There’s no way to accurately assess how much of this misinformation actually lands on the doorstep of Black communities. Some of it appeared to have been aimed at outsiders, while others seem to have grown organically within Black communities. However, researchers have been able to identify two main groups of anti-vaccine activists that are the most prolific. They are the anti-vaccine naysayers and the anti-vaccine advocates.

In a nutshell, the anti-vaccine naysayers are the politically conservative voices citing fear of immunization as a reason to reject the current CDC-endorsed strategy of vaccinating children against the disease. Amongst this group, some accounts amalgamate legitimate government and conspiracy-related events into a single message, while other accounts have the audacity to make up their own vaccine-related claims.

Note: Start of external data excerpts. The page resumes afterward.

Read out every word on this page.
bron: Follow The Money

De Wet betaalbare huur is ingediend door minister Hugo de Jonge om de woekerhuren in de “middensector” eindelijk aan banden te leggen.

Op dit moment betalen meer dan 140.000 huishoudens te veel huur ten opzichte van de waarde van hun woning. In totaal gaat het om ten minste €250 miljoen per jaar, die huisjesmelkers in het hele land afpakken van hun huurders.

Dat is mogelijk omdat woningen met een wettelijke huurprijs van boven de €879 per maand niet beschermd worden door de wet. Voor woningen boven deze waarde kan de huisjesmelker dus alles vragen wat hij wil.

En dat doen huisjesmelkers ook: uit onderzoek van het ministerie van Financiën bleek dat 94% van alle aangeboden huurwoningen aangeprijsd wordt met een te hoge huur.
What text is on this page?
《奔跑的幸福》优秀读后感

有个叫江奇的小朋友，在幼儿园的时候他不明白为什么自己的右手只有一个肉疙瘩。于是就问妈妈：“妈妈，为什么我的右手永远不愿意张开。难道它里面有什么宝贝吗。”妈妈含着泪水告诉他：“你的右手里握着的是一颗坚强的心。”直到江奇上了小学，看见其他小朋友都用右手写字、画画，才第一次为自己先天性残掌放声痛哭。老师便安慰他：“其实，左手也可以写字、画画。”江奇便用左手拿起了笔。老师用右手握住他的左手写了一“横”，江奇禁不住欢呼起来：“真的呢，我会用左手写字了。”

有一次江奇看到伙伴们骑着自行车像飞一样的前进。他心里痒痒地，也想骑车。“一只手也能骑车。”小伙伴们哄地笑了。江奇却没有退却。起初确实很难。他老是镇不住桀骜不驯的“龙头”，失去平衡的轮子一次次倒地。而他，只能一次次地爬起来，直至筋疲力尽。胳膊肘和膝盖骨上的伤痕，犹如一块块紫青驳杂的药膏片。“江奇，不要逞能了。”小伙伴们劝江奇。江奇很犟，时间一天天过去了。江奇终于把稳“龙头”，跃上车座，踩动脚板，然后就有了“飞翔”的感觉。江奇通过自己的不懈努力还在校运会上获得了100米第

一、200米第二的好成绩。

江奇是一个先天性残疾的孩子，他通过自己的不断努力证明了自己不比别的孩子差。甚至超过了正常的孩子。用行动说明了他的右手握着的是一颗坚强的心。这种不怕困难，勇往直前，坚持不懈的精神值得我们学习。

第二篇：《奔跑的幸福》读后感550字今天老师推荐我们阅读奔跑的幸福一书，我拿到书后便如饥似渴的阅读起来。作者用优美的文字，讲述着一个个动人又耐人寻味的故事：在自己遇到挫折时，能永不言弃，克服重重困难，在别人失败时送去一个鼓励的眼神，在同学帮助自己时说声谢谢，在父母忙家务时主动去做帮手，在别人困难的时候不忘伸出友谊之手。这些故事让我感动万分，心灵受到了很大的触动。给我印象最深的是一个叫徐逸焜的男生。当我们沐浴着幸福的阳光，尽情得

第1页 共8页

The anti-vaccine naysayers also have a knack for using clever acronyms and buzzwords to drive their arguments. For example, some of their tweets use the hashtag “remember Tuskegee,” which refers to the Tuskegee Syphilis Study. While the study was indeed a landmark, its details are inaccurately conveyed in the accounts’ tweets, which may have a negative effect on the credibility of their arguments.

On the other hand, the anti-vaccine naysayers cite other, more obscure and insubstantial reasons for distrusting the vaccine. For instance, they argue that the government has been pushing black people to the front of the line for vaccination since the 1970s, and that the CDC has been intentionally concealing the facts about a potential link between vaccines and cancer. Their misinformation also includes a variety of factual errors, such as claiming that a polio cure was a conspiracy theory.

Ultimately, the anti-vaccine naysayers miss the obvious point that a vaccination program isn’t a solution to the problem of medical racism, but rather a source of a more widespread and pervasive one. Vaccine advocates, on the other hand, posit that medical racism is a relic of the past, and that a vaccine based solution can help eliminate the epidemic of uninsured, ill, and homeless Blacks.

Overall, the anti-vaccine naysayers have been a major distraction for Black communities. They have also served as an important reminder of the need to recognize the medical, historical, and cultural contributions that black people have made to American society.